When I finally sat down to write my uncle
a letter, I was surprised at how easily the words came. I took care not
to clutter the letter with a lifetime’s worth of statistics and detail.
I enclosed the copy of Inuktitut magazine, with my search story in it,
as well as a photograph of my mother with her three oldest sons, taken
by the Rev. Earl Gerber in 1955. There was no agony, no pain, in doing
After three paragraphs of basics, the gist
of my message was this: “My family would dearly love to obtain a
photograph of William Mackenzie Peter, and learn anything about him and
his life that his descendents might willingly share with us. We do not
wish any harm or embarrassment on the Peter family. We only seek to
share the human bonds that connect us to each other through this man.”
Putting this letter in the mail lifted a
huge weight from my mind.
If I were ever to write a guide to finding
long-lost relatives, the section on making contact would contain the
following: “Once you have the address or telephone number of your
subject, write a letter directly to the one you’re searching for, with
these points in mind: A) Do not agonize over finding a “third Party” to
make the contact. Direct lines are best. B) Make the letter short, and
concise. Statistics and details can always follow later. C) Don’t try to
disguise the search as something else. There’s nothing like honesty and
directness. If you fail, you will have given it your best.”

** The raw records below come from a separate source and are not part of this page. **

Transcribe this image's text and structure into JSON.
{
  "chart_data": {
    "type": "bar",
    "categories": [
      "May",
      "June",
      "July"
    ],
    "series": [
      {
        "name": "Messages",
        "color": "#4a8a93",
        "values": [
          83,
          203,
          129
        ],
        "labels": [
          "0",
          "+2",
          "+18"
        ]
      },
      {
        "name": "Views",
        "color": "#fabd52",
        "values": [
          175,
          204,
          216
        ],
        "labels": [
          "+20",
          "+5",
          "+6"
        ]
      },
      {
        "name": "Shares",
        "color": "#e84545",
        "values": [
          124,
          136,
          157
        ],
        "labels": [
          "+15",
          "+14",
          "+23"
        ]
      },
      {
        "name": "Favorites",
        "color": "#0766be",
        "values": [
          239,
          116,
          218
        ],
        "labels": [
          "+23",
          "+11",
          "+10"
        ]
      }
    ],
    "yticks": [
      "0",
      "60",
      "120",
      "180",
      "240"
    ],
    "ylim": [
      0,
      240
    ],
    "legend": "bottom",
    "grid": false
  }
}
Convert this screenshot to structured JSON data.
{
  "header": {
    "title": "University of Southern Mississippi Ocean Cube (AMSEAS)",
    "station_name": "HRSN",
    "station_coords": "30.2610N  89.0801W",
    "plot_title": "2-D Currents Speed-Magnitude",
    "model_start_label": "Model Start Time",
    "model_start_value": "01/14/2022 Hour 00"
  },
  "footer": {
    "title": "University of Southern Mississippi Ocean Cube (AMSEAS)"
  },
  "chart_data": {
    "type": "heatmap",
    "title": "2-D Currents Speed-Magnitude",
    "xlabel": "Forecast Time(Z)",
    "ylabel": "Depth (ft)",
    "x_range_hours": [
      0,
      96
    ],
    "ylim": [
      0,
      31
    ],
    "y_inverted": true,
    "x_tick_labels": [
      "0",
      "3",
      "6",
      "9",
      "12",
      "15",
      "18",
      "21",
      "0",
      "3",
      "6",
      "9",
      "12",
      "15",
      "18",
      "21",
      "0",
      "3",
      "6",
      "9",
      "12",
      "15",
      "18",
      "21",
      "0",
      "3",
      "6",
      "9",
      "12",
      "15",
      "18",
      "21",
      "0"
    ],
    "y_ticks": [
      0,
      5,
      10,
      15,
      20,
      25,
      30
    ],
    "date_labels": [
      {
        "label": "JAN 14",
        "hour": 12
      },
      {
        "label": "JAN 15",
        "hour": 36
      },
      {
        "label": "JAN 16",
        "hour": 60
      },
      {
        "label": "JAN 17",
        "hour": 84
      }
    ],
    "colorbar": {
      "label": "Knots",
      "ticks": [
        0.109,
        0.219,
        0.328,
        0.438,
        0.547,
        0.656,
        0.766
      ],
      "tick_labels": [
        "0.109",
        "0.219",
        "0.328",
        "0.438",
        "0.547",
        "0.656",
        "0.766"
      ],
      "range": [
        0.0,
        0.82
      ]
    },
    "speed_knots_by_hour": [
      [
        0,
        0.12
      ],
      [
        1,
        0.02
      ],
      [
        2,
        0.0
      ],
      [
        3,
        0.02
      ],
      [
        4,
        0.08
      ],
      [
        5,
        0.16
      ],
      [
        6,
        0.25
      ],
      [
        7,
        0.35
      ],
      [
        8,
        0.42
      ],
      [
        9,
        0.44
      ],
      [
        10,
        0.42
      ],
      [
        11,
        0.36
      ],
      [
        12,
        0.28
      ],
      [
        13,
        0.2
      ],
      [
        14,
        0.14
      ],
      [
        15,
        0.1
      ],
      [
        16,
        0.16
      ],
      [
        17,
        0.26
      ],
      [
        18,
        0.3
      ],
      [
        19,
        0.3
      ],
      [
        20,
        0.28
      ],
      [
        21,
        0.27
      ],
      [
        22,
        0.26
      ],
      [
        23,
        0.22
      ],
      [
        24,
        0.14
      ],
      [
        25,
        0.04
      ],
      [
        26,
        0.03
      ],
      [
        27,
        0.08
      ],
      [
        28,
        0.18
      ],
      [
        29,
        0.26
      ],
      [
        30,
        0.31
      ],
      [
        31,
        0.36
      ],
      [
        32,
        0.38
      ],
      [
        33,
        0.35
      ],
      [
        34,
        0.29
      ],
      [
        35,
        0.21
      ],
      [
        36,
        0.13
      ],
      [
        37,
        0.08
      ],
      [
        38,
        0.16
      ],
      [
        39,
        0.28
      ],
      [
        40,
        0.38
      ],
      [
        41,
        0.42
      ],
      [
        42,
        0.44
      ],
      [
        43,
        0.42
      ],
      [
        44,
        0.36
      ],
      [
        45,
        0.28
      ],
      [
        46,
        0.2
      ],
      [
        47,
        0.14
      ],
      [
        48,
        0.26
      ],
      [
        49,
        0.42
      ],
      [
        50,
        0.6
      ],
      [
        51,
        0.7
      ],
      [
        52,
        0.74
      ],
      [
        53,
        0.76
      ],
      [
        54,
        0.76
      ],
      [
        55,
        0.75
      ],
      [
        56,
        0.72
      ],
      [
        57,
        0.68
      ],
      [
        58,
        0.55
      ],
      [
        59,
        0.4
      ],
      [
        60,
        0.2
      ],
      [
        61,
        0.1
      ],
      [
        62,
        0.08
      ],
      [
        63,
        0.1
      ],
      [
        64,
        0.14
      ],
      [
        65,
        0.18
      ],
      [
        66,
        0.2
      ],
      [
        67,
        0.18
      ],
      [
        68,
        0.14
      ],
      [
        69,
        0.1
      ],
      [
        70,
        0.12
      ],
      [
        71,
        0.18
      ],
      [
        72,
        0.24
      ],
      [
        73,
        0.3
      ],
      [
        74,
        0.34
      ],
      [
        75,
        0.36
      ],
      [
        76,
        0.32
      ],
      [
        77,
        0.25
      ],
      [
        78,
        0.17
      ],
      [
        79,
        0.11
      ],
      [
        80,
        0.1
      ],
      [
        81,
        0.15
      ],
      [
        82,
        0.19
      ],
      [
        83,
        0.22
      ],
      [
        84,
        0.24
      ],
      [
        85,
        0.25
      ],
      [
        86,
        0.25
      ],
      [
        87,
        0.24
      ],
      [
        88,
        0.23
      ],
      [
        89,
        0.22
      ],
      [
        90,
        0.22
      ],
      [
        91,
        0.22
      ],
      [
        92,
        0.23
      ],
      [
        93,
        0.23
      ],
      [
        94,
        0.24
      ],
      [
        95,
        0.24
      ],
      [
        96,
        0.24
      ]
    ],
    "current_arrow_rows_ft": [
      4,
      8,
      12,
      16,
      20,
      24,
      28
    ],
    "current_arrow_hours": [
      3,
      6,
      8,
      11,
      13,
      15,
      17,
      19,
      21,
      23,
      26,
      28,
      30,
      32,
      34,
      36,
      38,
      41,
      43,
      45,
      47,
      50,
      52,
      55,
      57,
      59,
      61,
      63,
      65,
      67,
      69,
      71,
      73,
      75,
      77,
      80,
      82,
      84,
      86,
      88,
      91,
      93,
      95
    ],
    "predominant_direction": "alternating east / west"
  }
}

Nine days later, a reply came by e-mail
from Jess Peter, my uncle’s wife. They had received my letter seven days
after I sent it, but had taken two days to digest it. This was actually
a very short time to take in such a major revelation. Quite
understandably, they had been stunned by its contents. But they replied
openly, positively, and quickly.
There was a pleasant, fulfilling threshold
of accomplishment crossed here. This was the beginning of the end of my
Great Search, and it felt wonderful!
Attached to the e-mail was a black and
white photograph, taken in 1966, of my uncle William James Peter, his
mother Mary, and my grandfather, William Mackenzie Peter. This photo was
clear, and the facial features of all three were confirmation of the
1954 photo sent by the Menzies’.
In an e-mail simply titled “Hallelujah!”,
I sent this photo to three of my siblings.